What have been some of the key broad dairy and beverage trends to emerge in recent years?
“In dairy, plant-based has definitely been the biggest and most disruptive trend over recent years - what used to be niche is now mainstream. The trend has been booming everywhere, though mainly in drinks and ice cream segments. We are expecting the fermented spoonable segment to expand too. Global players have definitely been shaken by smaller market players, who bring breakthrough innovations and move fast on the market.”
“In addition to the topic of sugar reduction, which plays a predominant role in soft drinks in general, three key beverage trends can be observed. The first is functionality. This is driving non-alcoholic beverage innovations with offerings ranging from boosting the immune system to improving mental wellbeing.”
“The second is non-alcoholic drinks targeted at adults. There is ever-growing demand for sophisticated/adult non-alcoholic drinks, which is based on two main reasons: the growing concern over excessively sweet and sugary formulations, and a drop in alcohol consumption in many mature markets.”
“Finally, there is naturalness. Consumers demand maximum naturalness when it comes to beverage formulations.”
What impact has Covid-19 had on accelerating such trends?
“Overall, consumers have reprioritised health as a result of the Coronavirus, but are looking to spend their money more wisely. They are looking for solutions that address health more holistically. Health is no longer looked at through the funnel of physical health; mental health and the impact mental and physical health have on each other is becoming more common knowledge.”
“This has created the opportunity for the ‘Plus Approach’ among manufacturers. For example, core, mass market needs like immunity are laying the foundation to address more niche consumer needs with ‘Immunity + Gut’ solutions that are built on the foundation that 70% of our immune cells are found in our guts. Therefore, by taking care of your gut (a more niche need in the functional world) you are taking care of immunity (a mass market need).”
How would you assess the current state of consumer knowledge and understanding of the immune system, and the role nutrition plays?
“There is a spectrum of knowledge among consumers.
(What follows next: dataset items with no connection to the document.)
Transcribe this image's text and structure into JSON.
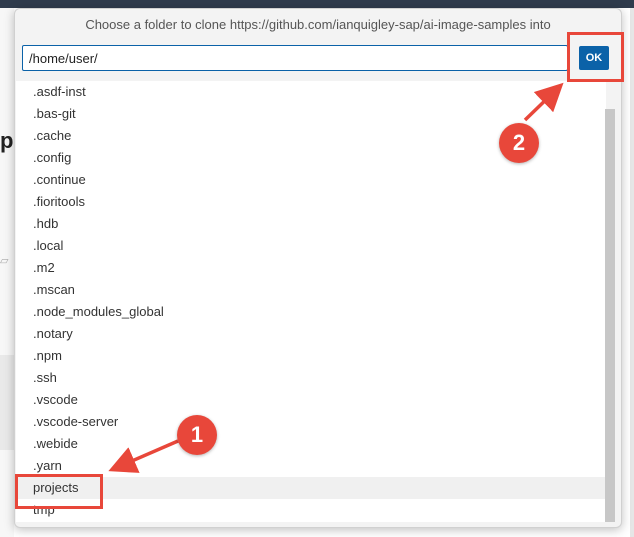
{
  "dialog": {
    "title": "Choose a folder to clone https://github.com/ianquigley-sap/ai-image-samples into",
    "path_value": "/home/user/",
    "ok_label": "OK",
    "folders": [
      ".asdf-inst",
      ".bas-git",
      ".cache",
      ".config",
      ".continue",
      ".fioritools",
      ".hdb",
      ".local",
      ".m2",
      ".mscan",
      ".node_modules_global",
      ".notary",
      ".npm",
      ".ssh",
      ".vscode",
      ".vscode-server",
      ".webide",
      ".yarn",
      "projects",
      "tmp"
    ],
    "highlighted_folder": "projects"
  },
  "annotations": {
    "badge_1": "1",
    "badge_2": "2",
    "color": "#e8473a"
  },
  "background": {
    "partial_heading": "p"
  }
}
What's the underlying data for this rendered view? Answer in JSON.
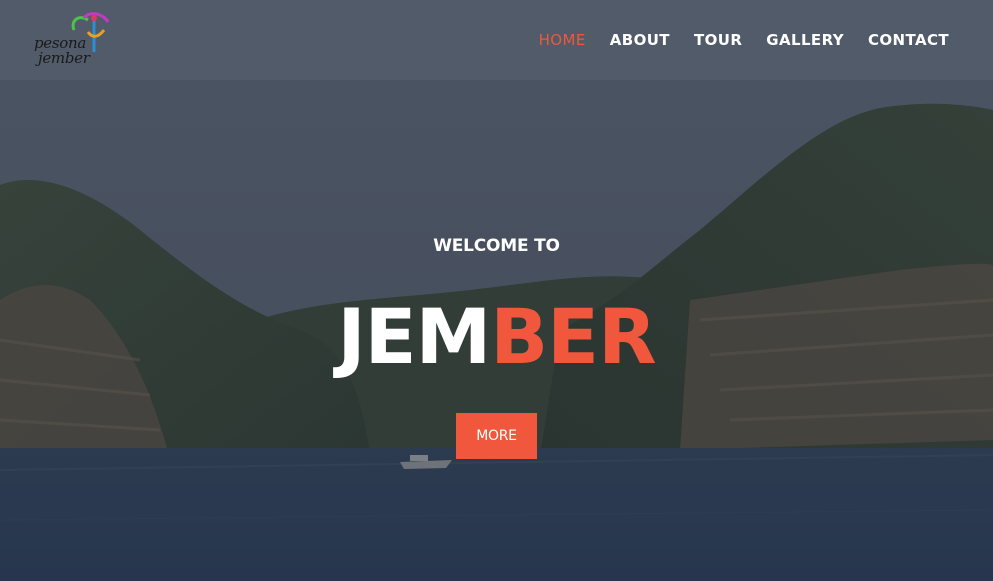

Some are very educated on the best ways to address immunity whereas many others only know they need to prioritize it.”
“Immunity is one of the only functionality groups that crosses all generations. Younger generations are more risk tolerant and willing to explore new ingredients and applications. They are less brand loyal overall and more willing to accept at face value the messages put forward by brands. Older generations tend to be more brand loyal but risk adverse. They stick to tried-and-true ingredients and solutions.”
What opportunities does this trend toward immune-supporting nutrition and demand for functionality present to manufacturers?
“The sky is the limit on innovation in the functional world right now. The penetration rate in most markets is still very low. But immunity will be the functionality that lays the foundation for innovation in other areas. Manufacturers need to follow their target audience’s needs and consumption habits to best determine how to innovate with clean label, natural solutions that address health.”
“On-package messaging is more important than ever. The biggest challenge for manufacturers may be continuing to educate consumers on healthy ingredients but staying within the strict regulations that exist today regarding functional food and beverage.”
How can Symrise help manufacturers meet these opportunities?
“To answer consumer needs for wellbeing and health, Symrise and Diana Food can deliver the best that nature has to offer, backed by the best of science. Our solutions are made through a science-based process that extends from the field to the home, encompassing agronomy, innovation, gentle processing, applications expertise, clinical studies, and regulatory support.”
“Our core competency consists of identifying the best actives inherent in the raw material, standardising them, and concentrating them for applications.”
Can you give some examples of successful functional beverages that meet current consumer needs?
“Some inspiring concepts developed by Symrise and Diana Food include Botanical senses, a range of Flavoured Waters and Liquid Water Enhancers that support different mood stimulations. You can choose a drink either fitting to your state of mind or which shall help you to achieve the desired state of mind.”
“Botanical Senses is available in four flavour combinations, while our Flavoured Waters feature only botanical extracts, no sugar, no preservatives and zero calories. Our Liquid Water Enhancers are 100 % natural ‘syrups’ and give consumers the opportunity to personalise each drink.”
“Other examples include the Bilberry Yoghurt Drink shot for consumers with active lifestyle and eating on-the-go. Ayurveda plant-based dairy alternatives can also help boost immune health. This concept includes authentic Indian flavours composed of a mango puree, a cardamon extract, our sweetness balanced and masking Symlife technologies and an Acerola juice concentrate of Vitamin C claims.”
“Regarding mental wellbeing, new launches include beverage innovations like Chill Out from The Coca-Cola Company and Driftwell from PepsiCo. Evian+ Sparkling Feed Your Mind enriched with Zinc and Magnesium was launched in Switzerland and Belgium in May 2021. Robinsons Focus Lemon, Lime & Ginseng enriched with VitB3 and Zinc was launched in the UK in November 2021, while the Smartwater+ range in the US was launched in February 2021.”